Si algo caracteriza a nuestra tradición literaria, según podemos concluir a partir de esta mirada furtiva presentada, es la diversidad de tendencias y vertientes, en fecunda conexión con nuestra heterogeneidad geográfica, étnica, lingüística, cultural..., diversidad actuante al interior mismo de la mayoría de nuestros principales escritores: Manuel González Prada, Abraham Valdelomar, José María Eguren, César Vallejo, Gamaliel Churata, Martín Adán, Ciro Alegría, José María Arguedas, Emilio Adolfo Westphalen, Jorge Eduardo Eielson y Mario Vargas Llosa son ejemplos privilegiados, a los que cabe añadir, en las últimas décadas, los nombres de Alfredo Bryce Echenique, Julio Ramón Ribeyro, Edgardo Rivera Martínez, Miguel Gutiérrez, Carlos Herrera, Iván Thays, Enrique Verástegui, José Watanabe y Miguel Ildefonso. Un rasgo a subrayar es la capacidad de apropiarse de los aportes de la literatura “occidental” y, en algunos casos, de la “oriental”, recreándolos desde nuestras raíces histórico culturales con la asimilación y la reelaboración escrita de nuestra rica tradición oral en lenguas andinas y amazónicas: nada más andino y, a la vez, más universal que la poesía de César Vallejo y las narraciones de José María Arguedas, por mencionar ejemplos cumbres. Así como en las letras coloniales los cronistas peruanos, aún más que los mexicanos, crearon textos originales, de resonancias nacionales (pensemos en el Inca Garcilaso y Guamán Poma), y así como Ricardo Palma labró la obra más original y americanista de su tiempo, de modo afín las corrientes literarias del siglo XX, incluyendo las cosmopolitas (Modernismo, Realismo, Vanguardismo) poseyeron características peculiares en el Perú, entretejidas con la óptica de “peruanizar el Perú” (feliz expresión usada por Gastón Roger, seudónimo de Ezequiel Balarezo Pinillos, para la sección Peruanicemos al Perú de la revista Mundial, pero difundida por José Carlos Mariátegui) y la visión de “nuestra América” (término acuñado por el cubano José Martí).

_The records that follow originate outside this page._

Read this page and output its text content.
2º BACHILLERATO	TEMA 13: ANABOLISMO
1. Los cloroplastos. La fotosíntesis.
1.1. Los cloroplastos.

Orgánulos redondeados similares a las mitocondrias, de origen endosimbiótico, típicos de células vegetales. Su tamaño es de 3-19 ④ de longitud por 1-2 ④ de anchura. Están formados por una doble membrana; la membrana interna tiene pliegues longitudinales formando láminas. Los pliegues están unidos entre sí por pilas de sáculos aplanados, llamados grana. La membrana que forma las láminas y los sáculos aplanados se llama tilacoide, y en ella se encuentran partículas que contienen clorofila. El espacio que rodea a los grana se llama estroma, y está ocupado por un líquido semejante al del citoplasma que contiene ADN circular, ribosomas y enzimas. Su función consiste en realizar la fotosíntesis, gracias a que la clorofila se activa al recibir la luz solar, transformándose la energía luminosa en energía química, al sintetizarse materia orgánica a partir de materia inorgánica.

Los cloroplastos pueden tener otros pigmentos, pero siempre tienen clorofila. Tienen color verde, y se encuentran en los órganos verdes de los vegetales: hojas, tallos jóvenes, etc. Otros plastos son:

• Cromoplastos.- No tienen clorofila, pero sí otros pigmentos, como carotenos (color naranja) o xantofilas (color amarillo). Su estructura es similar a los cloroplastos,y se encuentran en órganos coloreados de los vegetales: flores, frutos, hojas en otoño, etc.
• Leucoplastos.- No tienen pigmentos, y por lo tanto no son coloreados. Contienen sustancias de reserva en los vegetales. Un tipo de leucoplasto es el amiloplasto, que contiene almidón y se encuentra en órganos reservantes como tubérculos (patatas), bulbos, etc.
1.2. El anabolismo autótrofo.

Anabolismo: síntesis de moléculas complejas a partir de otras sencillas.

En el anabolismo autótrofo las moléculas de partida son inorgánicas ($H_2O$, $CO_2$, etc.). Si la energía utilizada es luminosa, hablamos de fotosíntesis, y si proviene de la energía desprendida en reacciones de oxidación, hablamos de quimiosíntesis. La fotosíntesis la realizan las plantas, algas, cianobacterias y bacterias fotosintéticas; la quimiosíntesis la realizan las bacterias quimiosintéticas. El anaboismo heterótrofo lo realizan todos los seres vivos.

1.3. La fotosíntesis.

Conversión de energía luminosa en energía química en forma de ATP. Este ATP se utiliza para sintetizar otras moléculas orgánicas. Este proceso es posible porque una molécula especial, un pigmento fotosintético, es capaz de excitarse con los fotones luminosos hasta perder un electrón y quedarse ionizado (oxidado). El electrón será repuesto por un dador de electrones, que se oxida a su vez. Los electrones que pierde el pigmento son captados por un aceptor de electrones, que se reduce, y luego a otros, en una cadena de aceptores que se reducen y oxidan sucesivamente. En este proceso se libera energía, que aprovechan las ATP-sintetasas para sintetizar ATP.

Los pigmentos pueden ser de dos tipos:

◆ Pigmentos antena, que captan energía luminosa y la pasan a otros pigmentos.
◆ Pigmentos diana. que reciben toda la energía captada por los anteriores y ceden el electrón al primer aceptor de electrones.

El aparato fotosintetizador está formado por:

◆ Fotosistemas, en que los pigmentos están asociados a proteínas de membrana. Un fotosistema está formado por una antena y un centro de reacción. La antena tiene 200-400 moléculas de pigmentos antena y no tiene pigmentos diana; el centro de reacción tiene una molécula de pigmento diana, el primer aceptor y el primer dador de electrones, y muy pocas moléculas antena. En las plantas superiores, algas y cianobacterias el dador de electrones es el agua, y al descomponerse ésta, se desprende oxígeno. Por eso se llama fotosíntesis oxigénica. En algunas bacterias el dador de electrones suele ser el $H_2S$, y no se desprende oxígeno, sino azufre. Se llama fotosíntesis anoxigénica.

Finalmente, reiteramos que no hay nada más ajeno en nuestro ánimo que el querer presentar nómina oficial alguna de autores y/o grupos, porque estamos convencidos de que nuestra tradición literaria no la constituyen ni listas ni enumeraciones mezquinas sino entidades en continuo y dinámico proceso de formación, por eso a través de una mirada furtiva queremos insistir sí en mostrar, al desocupado lector y al público en general, que quizá sea conveniente volver los ojos y prestar atención a los campos en los que contamos con un legado vivo y valioso que festejar y emular por obra de grandes escritores y denodados editores quienes a pesar de los escollos que representa, por decir lo menos, el escaso interés de los diferentes gobiernos por apoyar y auspiciar una auténtica política cultural, navegan contra la corriente usando como primordial herramienta en su gesta, que es la nuestra, la palabra; sobre todo en tiempos cuando se propaga el desánimo y el escepticismo con sus sesgos de indignación y de vergüenza, en tiempos que se nos tiende a hacer pensar a la gran mayoría de peruanos que lo que mejor retrata al Perú es la televisión chatarra, la corrupción e ineptitud política y la apatía futbolística, ahora más que nunca “hay, hermanos, muchísimo que hacer”. Vale.